Human factors improvements, redesigned workflows, and better integrated technologies reduce cognitive load, making it more likely that reliable and resilient behaviors are performed consistently. And when leaders close the loop on reporting—another form of design—trust deepens and reporting increases, further strengthening the OS. In fact, reporting systems with faster feedback and stronger learning loops dramatically outperform peers on both culture and outcomes.

What a unified reliability–resilience OS looks like

The HRO operating system provides:

  • High-signal routines: Huddles, structured handoffs, standard workflows
  • Strong detection functions: Reporting, escalation, monitoring
  • Robust learning systems: Event triage, analysis, robust action plans and implementation
  • The removal of fear and increased transparency through a culture of psychological safety
  • Clear behavioral expectations (non-technical skills) for all
  • Clear coordination architecture: Roles, expectations, communication pathways
  • Reduced noise: Reliable execution that reveals anomalies

The resilience application layer adds:

  • Proactive sensing and weak signal detection
  • Capacity buffers and slack
  • Adaptive teaming and dynamic replanning
  • Human-centered design that aligns with real work-as-done

Together, they create a system that prevents known failure modes while flexibly managing unexpected ones.

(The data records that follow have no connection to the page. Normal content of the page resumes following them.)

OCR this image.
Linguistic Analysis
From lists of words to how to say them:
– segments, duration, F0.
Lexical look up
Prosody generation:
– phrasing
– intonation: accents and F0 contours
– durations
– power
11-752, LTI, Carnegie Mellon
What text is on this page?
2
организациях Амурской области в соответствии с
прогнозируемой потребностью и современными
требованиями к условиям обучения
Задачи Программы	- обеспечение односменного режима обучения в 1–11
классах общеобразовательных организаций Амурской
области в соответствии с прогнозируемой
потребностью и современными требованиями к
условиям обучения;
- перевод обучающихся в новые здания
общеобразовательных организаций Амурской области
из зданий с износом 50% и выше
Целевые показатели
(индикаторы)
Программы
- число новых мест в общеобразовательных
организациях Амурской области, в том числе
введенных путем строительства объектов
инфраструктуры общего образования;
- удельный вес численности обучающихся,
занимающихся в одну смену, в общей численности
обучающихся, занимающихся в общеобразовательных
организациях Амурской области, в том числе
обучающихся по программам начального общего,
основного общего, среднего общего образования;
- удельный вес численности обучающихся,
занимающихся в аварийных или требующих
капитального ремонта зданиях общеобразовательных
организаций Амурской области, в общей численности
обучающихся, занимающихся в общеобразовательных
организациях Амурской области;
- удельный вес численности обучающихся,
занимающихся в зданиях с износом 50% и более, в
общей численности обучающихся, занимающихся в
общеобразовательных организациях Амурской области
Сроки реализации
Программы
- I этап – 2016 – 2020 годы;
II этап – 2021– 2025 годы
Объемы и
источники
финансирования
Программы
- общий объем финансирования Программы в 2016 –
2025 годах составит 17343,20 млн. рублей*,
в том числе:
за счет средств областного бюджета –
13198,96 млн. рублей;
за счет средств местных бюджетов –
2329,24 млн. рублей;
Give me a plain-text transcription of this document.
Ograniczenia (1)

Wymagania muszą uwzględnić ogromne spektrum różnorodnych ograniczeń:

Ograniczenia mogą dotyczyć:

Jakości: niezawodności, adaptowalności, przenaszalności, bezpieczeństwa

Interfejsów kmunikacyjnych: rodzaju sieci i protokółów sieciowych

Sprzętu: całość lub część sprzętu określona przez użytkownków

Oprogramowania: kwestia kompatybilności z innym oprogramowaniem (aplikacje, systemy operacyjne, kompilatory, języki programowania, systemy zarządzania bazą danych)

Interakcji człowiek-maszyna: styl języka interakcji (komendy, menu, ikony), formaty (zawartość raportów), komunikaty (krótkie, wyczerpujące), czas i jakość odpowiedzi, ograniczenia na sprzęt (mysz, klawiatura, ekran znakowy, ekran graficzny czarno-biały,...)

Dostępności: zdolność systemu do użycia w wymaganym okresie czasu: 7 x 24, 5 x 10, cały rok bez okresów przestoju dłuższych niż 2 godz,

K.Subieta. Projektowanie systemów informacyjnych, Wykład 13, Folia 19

The question is not whether HRO is obsolete. It’s whether our local implementation of HRO has grown to meet the complexity of modern care. When HRO is treated as the operating system, not simply a compliance program, the result is a system that can sense risk earlier, respond more effectively, and recover more quickly.

The safest organizations of the next decade will be those that invest in both sides of this equation: reliability that creates order and signal…and resilience that makes the system adaptable, humane, and strong under pressure.